Visible from the highway were houses flattened like eggshells, RAMSEY said. He said at lest 30 of the 50 houses in Tavernier were demolished, and houses along the highway had been picked up by the wind and moved.
From HOMER DE LEACH, a bakery house manager returning tonight from that section, came a description of the havoc wrought in the veterans' camp No. 1 where the deaths were reported.
The hospital building, the largest there, he said, was gone, along with the 20 or 30 other buildings. Sixty patients were reported in the hospital.

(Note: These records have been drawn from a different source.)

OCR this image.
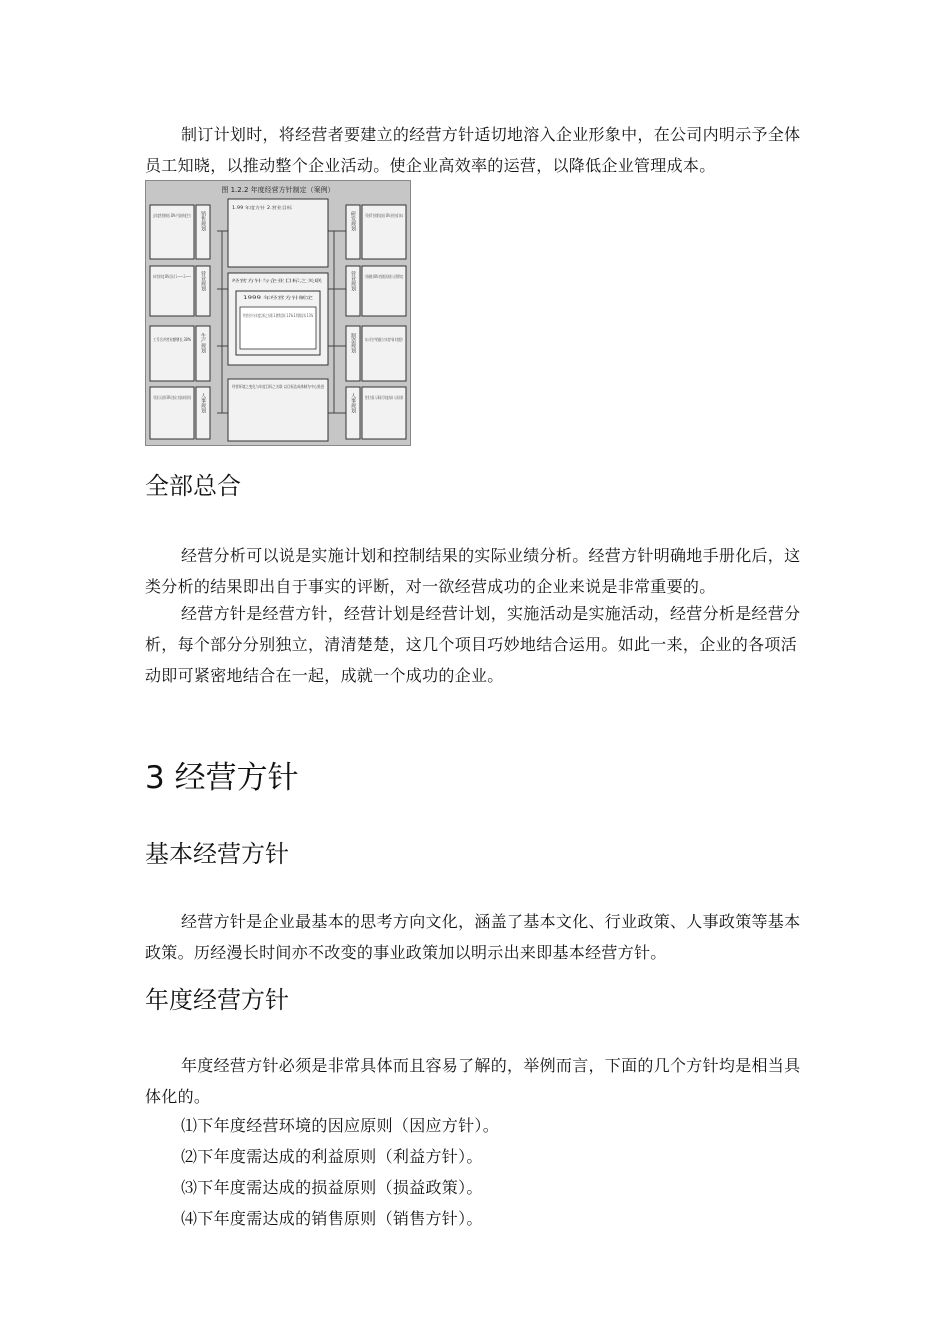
制订计划时，将经营者要建立的经营方针适切地溶入企业形象中，在公司内明示予全体员工知晓，以推动整个企业活动。使企业高效率的运营，以降低企业管理成本。

图 1.2.2 年度经营方针制定（案例）
去年度营业额成长 30% 产品结构化生方
工号合并营业额增长 30%
销售规划
营业规划
生产规划
人事规划
本公司生产规划能力与年度产量 年度提升
营业方案 人事部门年度成本 人员培训
研发规划
营业规划
制造规划
人事规划
1.99 年度方针 2.营业目标
经营方针与企业目标之关联
1999 年经营方针制定
经营方针与年度目标之关联 1.销售目标 1.1% 2.利润目标 1.1%
经营环境之变化与年度目标之关联 以目标达成体制为中心推进
全部总合

经营分析可以说是实施计划和控制结果的实际业绩分析。经营方针明确地手册化后，这类分析的结果即出自于事实的评断，对一欲经营成功的企业来说是非常重要的。

经营方针是经营方针，经营计划是经营计划，实施活动是实施活动，经营分析是经营分析，每个部分分别独立，清清楚楚，这几个项目巧妙地结合运用。如此一来，企业的各项活动即可紧密地结合在一起，成就一个成功的企业。

3 经营方针
基本经营方针

经营方针是企业最基本的思考方向文化，涵盖了基本文化、行业政策、人事政策等基本政策。历经漫长时间亦不改变的事业政策加以明示出来即基本经营方针。

年度经营方针

年度经营方针必须是非常具体而且容易了解的，举例而言，下面的几个方针均是相当具体化的。

⑴下年度经营环境的因应原则（因应方针）。

⑵下年度需达成的利益原则（利益方针）。

⑶下年度需达成的损益原则（损益政策）。

⑷下年度需达成的销售原则（销售方针）。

He viewed the scene from across Snake Creek.
"We met six of the veterans just standing around in the rain near the bridgehead," he said. "They had been north of the creek and knew nothing of what had occurred in the camp except for the destruction that could be seen."
The veterans were asked to return with DE LOACH, but said they would rather stay and try to get back to the camp.
Clearwater Beach residents began evacuating their homes and moving away from the waterfront.
Some moved into the Peace Memorial Recreation Hall, which the Red Cross offered.
The barometer dropped from 29.69 at 3 p. m. to 29.48 at 6 p. m. (EST). Tides were rising.
At Tarpon Springs sponge vessels returned to port early in the afternoon when the barometer began to fall. The community, located on the gulf coast, took precautions after weather bureau officials warned of possible danger.